Now add in the price of gas. I have a decently efficient VW Tiguan that generally gets north of 30 miles per gallon for my commuting. My prior car averaged around 22mpg, so that is actually a big improvement. Gas is pretty much double what it was during Covid and close to doubling pre-Covid, so even with better mileage, the savings are gone if I drive to work every day. A shorter workweek helps matters, but I'm sure that many people are feeling the pinch, especially when coupled with inflationary increases on everything else.
This makes me wonder if we're headed back to knowledge workers staying home, simply because going to work costs too much. I know that Metra (the commuter rail system) is experimenting with $100 monthly passes that allow unlimited rides anywhere on the rail system. I suspect they will get some takers and draw people back to the train if they are heading into Chicago from an outlying suburb.
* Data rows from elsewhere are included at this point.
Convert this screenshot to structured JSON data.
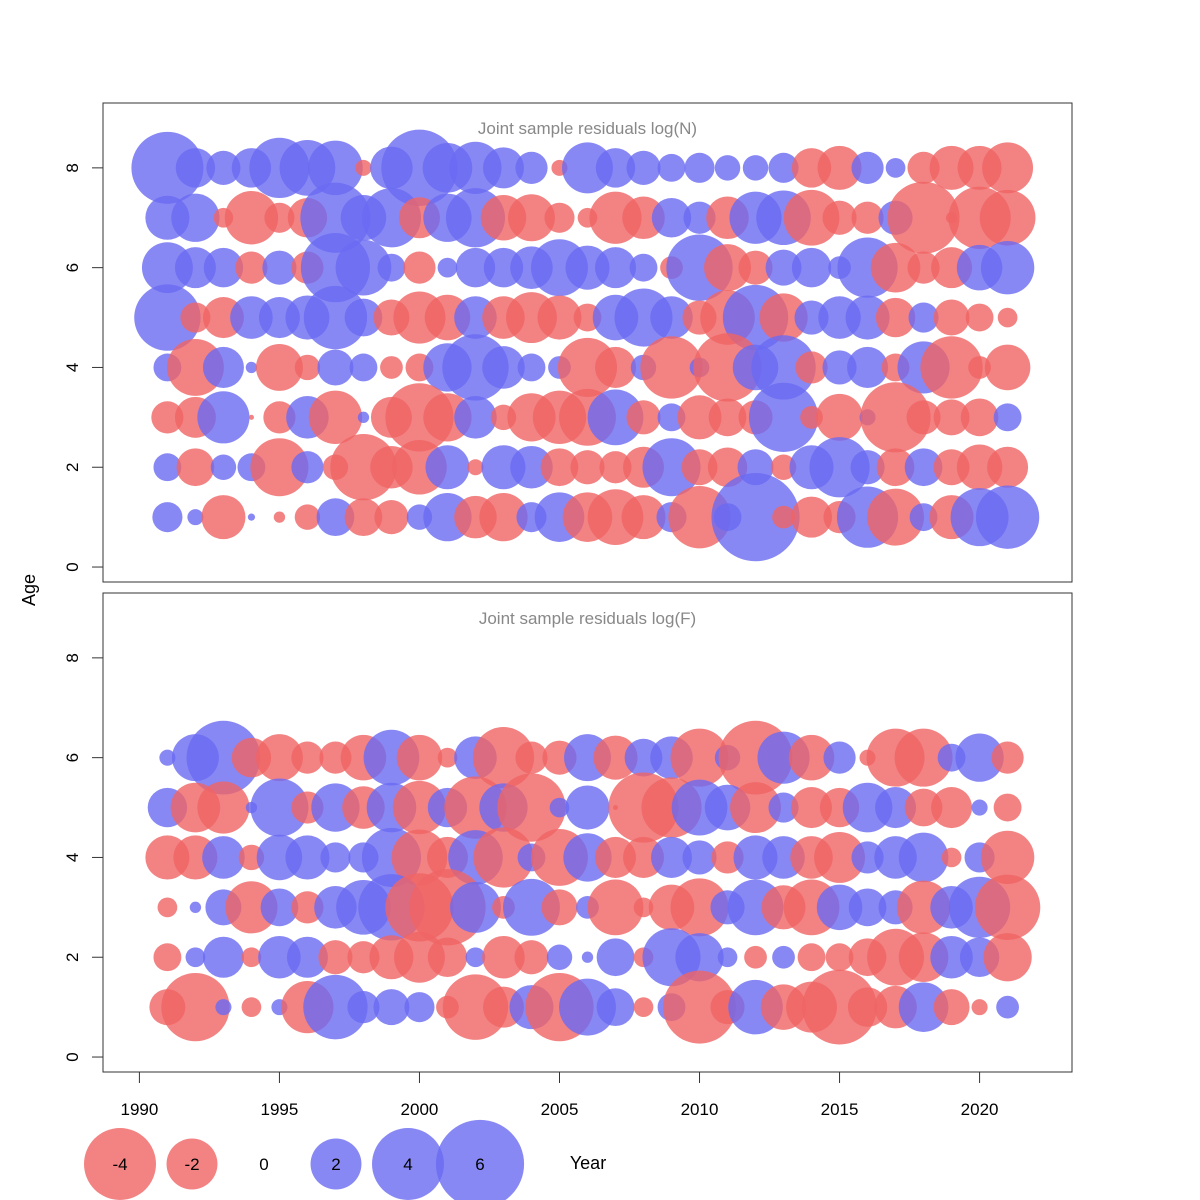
{
  "chart_data": {
    "type": "bubble",
    "ylabel": "Age",
    "xlabel": "Year",
    "years": [
      1991,
      1992,
      1993,
      1994,
      1995,
      1996,
      1997,
      1998,
      1999,
      2000,
      2001,
      2002,
      2003,
      2004,
      2005,
      2006,
      2007,
      2008,
      2009,
      2010,
      2011,
      2012,
      2013,
      2014,
      2015,
      2016,
      2017,
      2018,
      2019,
      2020,
      2021
    ],
    "xlim": [
      1988.7,
      2023.3
    ],
    "x_ticks": [
      "1990",
      "1995",
      "2000",
      "2005",
      "2010",
      "2015",
      "2020"
    ],
    "x_tick_values": [
      1990,
      1995,
      2000,
      2005,
      2010,
      2015,
      2020
    ],
    "y_ticks": [
      "0",
      "2",
      "4",
      "6",
      "8"
    ],
    "y_tick_values": [
      0,
      2,
      4,
      6,
      8
    ],
    "ylim": [
      -0.3,
      9.3
    ],
    "colors": {
      "positive": "#6a6af2",
      "negative": "#f06464"
    },
    "panels": [
      {
        "title": "Joint sample residuals log(N)",
        "ages": [
          8,
          7,
          6,
          5,
          4,
          3,
          2,
          1
        ],
        "residuals": [
          [
            4.0,
            1.2,
            0.9,
            1.2,
            2.8,
            2.4,
            2.3,
            -0.2,
            1.4,
            4.5,
            1.9,
            2.1,
            1.3,
            0.8,
            -0.2,
            2.0,
            1.2,
            0.9,
            0.6,
            0.7,
            0.5,
            0.5,
            0.7,
            -1.2,
            -1.5,
            0.8,
            0.3,
            -0.8,
            -1.5,
            -1.5,
            -2.0
          ],
          [
            1.5,
            1.8,
            -0.3,
            -2.2,
            -0.7,
            -1.2,
            3.8,
            1.6,
            2.7,
            -1.3,
            1.8,
            2.7,
            -1.6,
            -1.7,
            -0.7,
            -0.3,
            -2.1,
            -1.4,
            1.2,
            0.8,
            -1.4,
            2.1,
            2.3,
            -2.4,
            -0.9,
            -0.8,
            0.9,
            -4.0,
            -0.1,
            -3.0,
            -2.4
          ],
          [
            2.0,
            1.3,
            1.2,
            -0.8,
            0.9,
            -0.8,
            3.7,
            2.4,
            0.6,
            -0.8,
            0.3,
            1.2,
            1.2,
            1.4,
            2.5,
            1.5,
            1.3,
            0.6,
            -0.4,
            3.4,
            -1.7,
            -0.9,
            1.0,
            1.2,
            0.4,
            2.8,
            -1.9,
            -0.8,
            -1.3,
            1.6,
            2.2
          ],
          [
            3.4,
            -0.7,
            -1.3,
            1.4,
            1.3,
            1.5,
            3.1,
            1.1,
            -1.0,
            -2.1,
            -1.6,
            1.4,
            -1.4,
            -2.0,
            -1.5,
            -0.6,
            1.6,
            2.6,
            1.4,
            -0.9,
            -2.3,
            3.3,
            -1.8,
            0.9,
            1.4,
            1.5,
            -1.2,
            0.7,
            -1.0,
            -0.6,
            -0.3
          ],
          [
            0.6,
            -2.5,
            1.3,
            0.1,
            -1.7,
            -0.5,
            1.0,
            0.6,
            -0.4,
            -0.6,
            1.8,
            3.4,
            1.4,
            0.6,
            0.4,
            -2.7,
            -1.3,
            0.5,
            -3.0,
            0.3,
            -3.6,
            1.6,
            3.2,
            -0.8,
            0.9,
            1.3,
            -0.6,
            2.1,
            -3.0,
            -0.4,
            -1.6
          ],
          [
            -0.8,
            -1.3,
            2.1,
            -0.02,
            -0.8,
            1.4,
            -2.2,
            0.1,
            -1.3,
            -3.6,
            -1.8,
            1.4,
            -0.5,
            -1.8,
            -2.2,
            -2.5,
            2.4,
            -0.9,
            0.6,
            -1.5,
            -1.1,
            -0.9,
            3.7,
            -0.4,
            -1.7,
            0.2,
            -3.8,
            -0.9,
            -1.0,
            -1.1,
            0.6
          ],
          [
            0.6,
            -1.1,
            0.5,
            0.6,
            -2.6,
            0.8,
            -0.5,
            -3.4,
            -1.4,
            -2.3,
            1.5,
            -0.2,
            1.5,
            1.4,
            -1.1,
            -0.9,
            -0.8,
            -1.3,
            2.6,
            -1.0,
            -1.2,
            1.0,
            -0.5,
            1.5,
            2.8,
            0.9,
            -1.1,
            1.1,
            -1.0,
            -1.6,
            -1.3
          ],
          [
            0.7,
            0.2,
            -1.5,
            0.04,
            -0.1,
            -0.5,
            1.1,
            -1.1,
            -0.9,
            0.5,
            1.8,
            -1.4,
            -1.8,
            0.7,
            1.9,
            -1.9,
            -2.4,
            -1.5,
            0.7,
            -3.0,
            0.6,
            6.0,
            -0.4,
            -1.3,
            -0.8,
            2.9,
            -2.5,
            0.6,
            -1.5,
            2.6,
            3.1
          ]
        ]
      },
      {
        "title": "Joint sample residuals log(F)",
        "ages": [
          6,
          5,
          4,
          3,
          2,
          1
        ],
        "residuals": [
          [
            0.2,
            1.7,
            4.2,
            -1.2,
            -1.7,
            -0.8,
            -0.8,
            -1.6,
            2.4,
            -1.6,
            -0.3,
            1.4,
            -2.9,
            -0.8,
            -0.9,
            1.7,
            -1.5,
            1.1,
            1.4,
            -2.6,
            0.5,
            -4.2,
            2.1,
            -1.6,
            0.8,
            -0.2,
            -2.6,
            -2.6,
            0.6,
            1.8,
            -0.8
          ],
          [
            1.2,
            -1.9,
            -2.1,
            0.1,
            2.6,
            -0.8,
            1.8,
            -1.4,
            1.9,
            -2.2,
            1.2,
            -3.0,
            1.8,
            -3.6,
            0.3,
            1.5,
            -0.02,
            -3.8,
            -2.8,
            2.4,
            1.6,
            -2.0,
            0.7,
            -1.3,
            -1.2,
            1.9,
            1.3,
            -1.1,
            -1.3,
            0.2,
            -0.6
          ],
          [
            -1.5,
            -1.5,
            1.4,
            -0.5,
            1.6,
            1.5,
            0.7,
            0.7,
            2.7,
            -2.4,
            -1.3,
            2.3,
            -2.8,
            0.6,
            -2.5,
            1.8,
            -1.3,
            -1.3,
            1.3,
            0.9,
            -0.8,
            1.5,
            1.4,
            -1.4,
            -2.0,
            0.8,
            1.4,
            1.9,
            -0.3,
            0.7,
            -2.2
          ],
          [
            -0.3,
            0.1,
            1.0,
            -2.1,
            1.1,
            -0.8,
            1.4,
            2.3,
            3.4,
            -3.6,
            -4.5,
            2.0,
            -0.4,
            2.5,
            -1.0,
            0.4,
            -2.4,
            -0.3,
            -1.6,
            -2.6,
            0.9,
            2.4,
            -1.5,
            -2.4,
            1.6,
            1.1,
            0.9,
            -2.2,
            1.4,
            2.9,
            -3.3
          ],
          [
            -0.6,
            0.3,
            1.3,
            -0.3,
            1.4,
            1.3,
            -0.9,
            -0.8,
            -1.5,
            -2.0,
            -1.2,
            0.3,
            -1.4,
            -0.9,
            0.5,
            0.1,
            1.1,
            -0.3,
            2.6,
            1.8,
            0.3,
            -0.4,
            0.4,
            -0.6,
            -0.6,
            -1.1,
            -2.5,
            -1.9,
            1.4,
            1.2,
            -1.8
          ],
          [
            -1.0,
            -3.6,
            0.2,
            -0.3,
            0.2,
            -2.1,
            3.2,
            0.8,
            1.0,
            0.7,
            -0.4,
            -3.3,
            -1.3,
            1.5,
            -3.6,
            2.5,
            1.1,
            -0.3,
            0.6,
            -4.1,
            -0.9,
            2.3,
            -1.6,
            -2.0,
            -4.3,
            -1.2,
            -1.4,
            1.9,
            -1.0,
            -0.2,
            0.4
          ]
        ]
      }
    ],
    "legend": {
      "labels": [
        "-4",
        "-2",
        "0",
        "2",
        "4",
        "6"
      ],
      "values": [
        -4,
        -2,
        0,
        2,
        4,
        6
      ]
    }
  }
}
In any event, the new ways that we work and the resistance of many people to leaving their bunny slippers behind, coupled with higher expenses, may accelerate the "Great Resignation" as people look for "remote" job opportunities or work that is closer to home. It will further exacerbate the real estate challenges of many organizations where predicting capacity needs will become a nightmare. And, very likely draw a bigger divide between employees who have to come to the office / factory and people who can work from home.
As a side note, as I watch gas prices continue to climb, I noticed that those big gas station signs with the digital numbers on them only go to $9.99. I had a flashback to 1980 when gas had to be sold by the liter because the mechanical price reels on the pumps only went to $.999. We may be seeing that again soon. In the meantime, you might want to invest in companies that make those big gas station signs -- or the temporary number ones that will be bolted to the signs.